Cette attaque suicide à la voiture piégée contre un QG de la police a choqué en Égypte par l'ampleur des dégâts qu'elle a provoqué: des rues entières ravagées et des immeubles totalement soufflés par l'explosion.

Mais cet attentat a également constitué un tournant dans le pays: les autorités, qui accusent régulièrement les Frères musulmans d'aider et de financer les attentats contre les forces de l'ordre sans toutefois en apporter la preuve, ont incriminé la confrérie et l'ont déclarée dans la foulée «organisation terroriste».

Saisie dans une imprimerie

Désormais considérés comme des «terroristes», les centaines de milliers de Frères musulmans risquent jusqu'à cinq années de prison s'ils manifestent ou sont découverts en possession d'écrits ou d'enregistrements de la confrérie.

Mettant en pratique ces mesures répressives, la police a perquisitionné dimanche une imprimerie d'Alexandrie (nord), y saisissant des tracts et arrêtant au moins trois personnes, dont deux mineurs, pour des soupçons d'appartenance à une «organisation terroriste».

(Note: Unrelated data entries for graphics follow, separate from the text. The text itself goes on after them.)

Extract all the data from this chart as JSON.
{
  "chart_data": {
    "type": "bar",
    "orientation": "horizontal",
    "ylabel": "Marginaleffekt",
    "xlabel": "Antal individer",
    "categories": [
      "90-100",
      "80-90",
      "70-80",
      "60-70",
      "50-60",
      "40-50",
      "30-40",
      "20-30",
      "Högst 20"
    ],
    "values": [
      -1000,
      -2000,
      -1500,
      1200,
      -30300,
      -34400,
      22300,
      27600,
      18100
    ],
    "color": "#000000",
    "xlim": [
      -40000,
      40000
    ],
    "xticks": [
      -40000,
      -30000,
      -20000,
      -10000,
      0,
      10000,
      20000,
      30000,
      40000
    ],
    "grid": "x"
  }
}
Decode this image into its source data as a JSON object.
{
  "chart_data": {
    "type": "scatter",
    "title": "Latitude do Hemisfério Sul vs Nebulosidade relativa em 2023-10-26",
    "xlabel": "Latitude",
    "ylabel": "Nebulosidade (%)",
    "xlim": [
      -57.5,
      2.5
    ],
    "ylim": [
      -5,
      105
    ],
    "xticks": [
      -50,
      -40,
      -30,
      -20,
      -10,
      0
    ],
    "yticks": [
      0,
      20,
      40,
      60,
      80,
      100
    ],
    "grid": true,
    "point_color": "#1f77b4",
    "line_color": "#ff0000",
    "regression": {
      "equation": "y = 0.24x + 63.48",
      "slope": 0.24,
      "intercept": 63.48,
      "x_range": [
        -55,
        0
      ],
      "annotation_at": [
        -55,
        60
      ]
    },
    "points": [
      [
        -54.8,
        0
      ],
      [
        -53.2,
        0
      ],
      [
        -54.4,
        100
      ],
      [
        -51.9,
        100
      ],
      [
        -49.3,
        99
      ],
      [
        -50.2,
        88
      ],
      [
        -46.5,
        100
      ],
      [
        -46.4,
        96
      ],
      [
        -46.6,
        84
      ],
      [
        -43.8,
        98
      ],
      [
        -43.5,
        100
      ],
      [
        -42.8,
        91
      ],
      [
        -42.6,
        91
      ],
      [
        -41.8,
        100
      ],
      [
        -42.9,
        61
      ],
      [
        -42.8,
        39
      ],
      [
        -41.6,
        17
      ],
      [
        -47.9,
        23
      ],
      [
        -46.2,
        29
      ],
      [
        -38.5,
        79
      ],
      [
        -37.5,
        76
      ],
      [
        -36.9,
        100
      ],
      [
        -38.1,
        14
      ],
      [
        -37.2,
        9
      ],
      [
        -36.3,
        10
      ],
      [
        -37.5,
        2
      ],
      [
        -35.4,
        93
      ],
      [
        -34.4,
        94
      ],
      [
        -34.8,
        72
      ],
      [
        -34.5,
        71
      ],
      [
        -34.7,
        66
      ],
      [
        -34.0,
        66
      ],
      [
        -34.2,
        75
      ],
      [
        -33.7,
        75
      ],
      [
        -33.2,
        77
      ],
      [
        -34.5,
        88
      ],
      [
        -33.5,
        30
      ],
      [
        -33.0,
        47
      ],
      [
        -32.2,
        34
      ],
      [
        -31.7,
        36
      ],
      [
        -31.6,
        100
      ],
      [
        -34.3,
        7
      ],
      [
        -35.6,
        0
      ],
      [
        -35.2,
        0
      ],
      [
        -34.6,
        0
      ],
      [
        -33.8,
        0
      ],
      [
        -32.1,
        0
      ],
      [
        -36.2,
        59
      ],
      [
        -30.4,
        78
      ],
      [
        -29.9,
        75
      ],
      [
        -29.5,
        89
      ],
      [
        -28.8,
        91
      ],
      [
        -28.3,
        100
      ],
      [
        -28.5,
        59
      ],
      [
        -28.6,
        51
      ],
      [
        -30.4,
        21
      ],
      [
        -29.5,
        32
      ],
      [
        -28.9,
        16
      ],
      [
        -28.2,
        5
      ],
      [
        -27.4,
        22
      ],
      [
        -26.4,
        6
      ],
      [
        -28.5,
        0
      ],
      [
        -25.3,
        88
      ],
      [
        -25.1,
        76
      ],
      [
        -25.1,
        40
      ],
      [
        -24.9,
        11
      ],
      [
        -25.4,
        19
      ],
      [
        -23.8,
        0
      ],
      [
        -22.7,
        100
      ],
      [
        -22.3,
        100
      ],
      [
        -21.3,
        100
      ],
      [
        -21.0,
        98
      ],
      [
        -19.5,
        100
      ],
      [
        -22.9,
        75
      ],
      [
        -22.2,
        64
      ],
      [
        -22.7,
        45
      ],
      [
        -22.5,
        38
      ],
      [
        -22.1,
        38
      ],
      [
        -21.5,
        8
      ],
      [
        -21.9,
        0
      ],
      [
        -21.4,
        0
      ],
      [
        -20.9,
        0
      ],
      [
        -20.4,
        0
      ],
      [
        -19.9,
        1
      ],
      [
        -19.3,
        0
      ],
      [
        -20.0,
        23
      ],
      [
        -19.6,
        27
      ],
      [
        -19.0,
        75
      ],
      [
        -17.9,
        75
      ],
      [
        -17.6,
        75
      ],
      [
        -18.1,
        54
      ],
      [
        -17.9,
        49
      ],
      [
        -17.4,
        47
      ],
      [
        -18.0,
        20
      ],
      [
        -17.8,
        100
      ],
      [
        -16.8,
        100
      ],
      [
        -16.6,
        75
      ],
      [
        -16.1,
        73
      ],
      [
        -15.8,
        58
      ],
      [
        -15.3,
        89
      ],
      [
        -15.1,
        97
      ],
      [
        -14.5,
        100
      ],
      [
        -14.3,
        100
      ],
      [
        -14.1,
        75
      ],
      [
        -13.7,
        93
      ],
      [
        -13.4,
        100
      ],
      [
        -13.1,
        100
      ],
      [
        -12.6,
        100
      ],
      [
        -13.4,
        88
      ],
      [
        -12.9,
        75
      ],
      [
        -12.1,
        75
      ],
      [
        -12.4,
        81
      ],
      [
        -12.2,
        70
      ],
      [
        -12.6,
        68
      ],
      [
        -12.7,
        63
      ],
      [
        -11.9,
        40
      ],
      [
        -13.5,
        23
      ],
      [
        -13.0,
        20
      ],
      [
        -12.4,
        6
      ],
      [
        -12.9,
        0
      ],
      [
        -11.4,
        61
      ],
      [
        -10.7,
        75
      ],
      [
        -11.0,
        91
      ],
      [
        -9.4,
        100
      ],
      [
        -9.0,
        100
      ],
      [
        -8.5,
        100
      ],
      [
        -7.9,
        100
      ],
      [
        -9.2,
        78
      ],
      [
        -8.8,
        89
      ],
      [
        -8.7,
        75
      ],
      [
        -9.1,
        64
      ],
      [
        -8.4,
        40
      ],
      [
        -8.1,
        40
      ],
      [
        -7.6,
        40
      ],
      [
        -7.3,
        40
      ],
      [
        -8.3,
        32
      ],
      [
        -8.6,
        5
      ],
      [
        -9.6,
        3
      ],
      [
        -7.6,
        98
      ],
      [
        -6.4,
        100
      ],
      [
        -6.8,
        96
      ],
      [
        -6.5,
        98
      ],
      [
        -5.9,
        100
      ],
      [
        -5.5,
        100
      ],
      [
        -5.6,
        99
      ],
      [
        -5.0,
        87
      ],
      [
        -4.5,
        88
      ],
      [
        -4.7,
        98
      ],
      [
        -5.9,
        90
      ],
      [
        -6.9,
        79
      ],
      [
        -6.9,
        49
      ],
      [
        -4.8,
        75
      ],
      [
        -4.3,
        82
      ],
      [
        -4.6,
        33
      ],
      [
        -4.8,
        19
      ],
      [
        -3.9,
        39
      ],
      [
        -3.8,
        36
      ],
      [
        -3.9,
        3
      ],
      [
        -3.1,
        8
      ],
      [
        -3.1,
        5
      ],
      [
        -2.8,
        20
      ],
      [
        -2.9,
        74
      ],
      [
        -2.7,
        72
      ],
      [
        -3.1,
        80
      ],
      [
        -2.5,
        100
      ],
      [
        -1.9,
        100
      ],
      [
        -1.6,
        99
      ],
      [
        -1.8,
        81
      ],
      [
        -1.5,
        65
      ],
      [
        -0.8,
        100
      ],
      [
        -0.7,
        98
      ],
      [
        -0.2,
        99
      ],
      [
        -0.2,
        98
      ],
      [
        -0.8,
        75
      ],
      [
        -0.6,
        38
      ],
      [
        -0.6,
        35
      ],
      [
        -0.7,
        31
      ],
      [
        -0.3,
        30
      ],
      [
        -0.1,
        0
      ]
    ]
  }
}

Durant les jours précédents, et en particulier vendredi, jour traditionnel de mobilisation, de nombreuses manifestations à travers le pays ont bravé la campagne des autorités intérimaires contre la confrérie vieille de 85 ans et déjà passée par la clandestinité.

Au moins sept personnes ont péri dans des heurts entre pro et anti-Morsi en marge de ces défilés, au cours desquels, pour les seules journées de vendredi et samedi, plus de 350 manifestants pro-Morsi ont été arrêtés.

En vertu de leur désignation «terroriste», les dirigeants de la confrérie risquent désormais la peine capitale, et le journal du mouvement, «Liberté et Justice», a été définitivement interdit, de même que le parti du même nom, pourtant vainqueur de toutes les élections organisées depuis la révolte ayant chassé le président Hosni Moubarak en 2011.

En destituant M. Morsi, les militaires ont promis une «transition démocratique», dont la première étape est un référendum constitutionnel les 14 et 15 janvier avant des élections législatives et présidentielles mi-2014.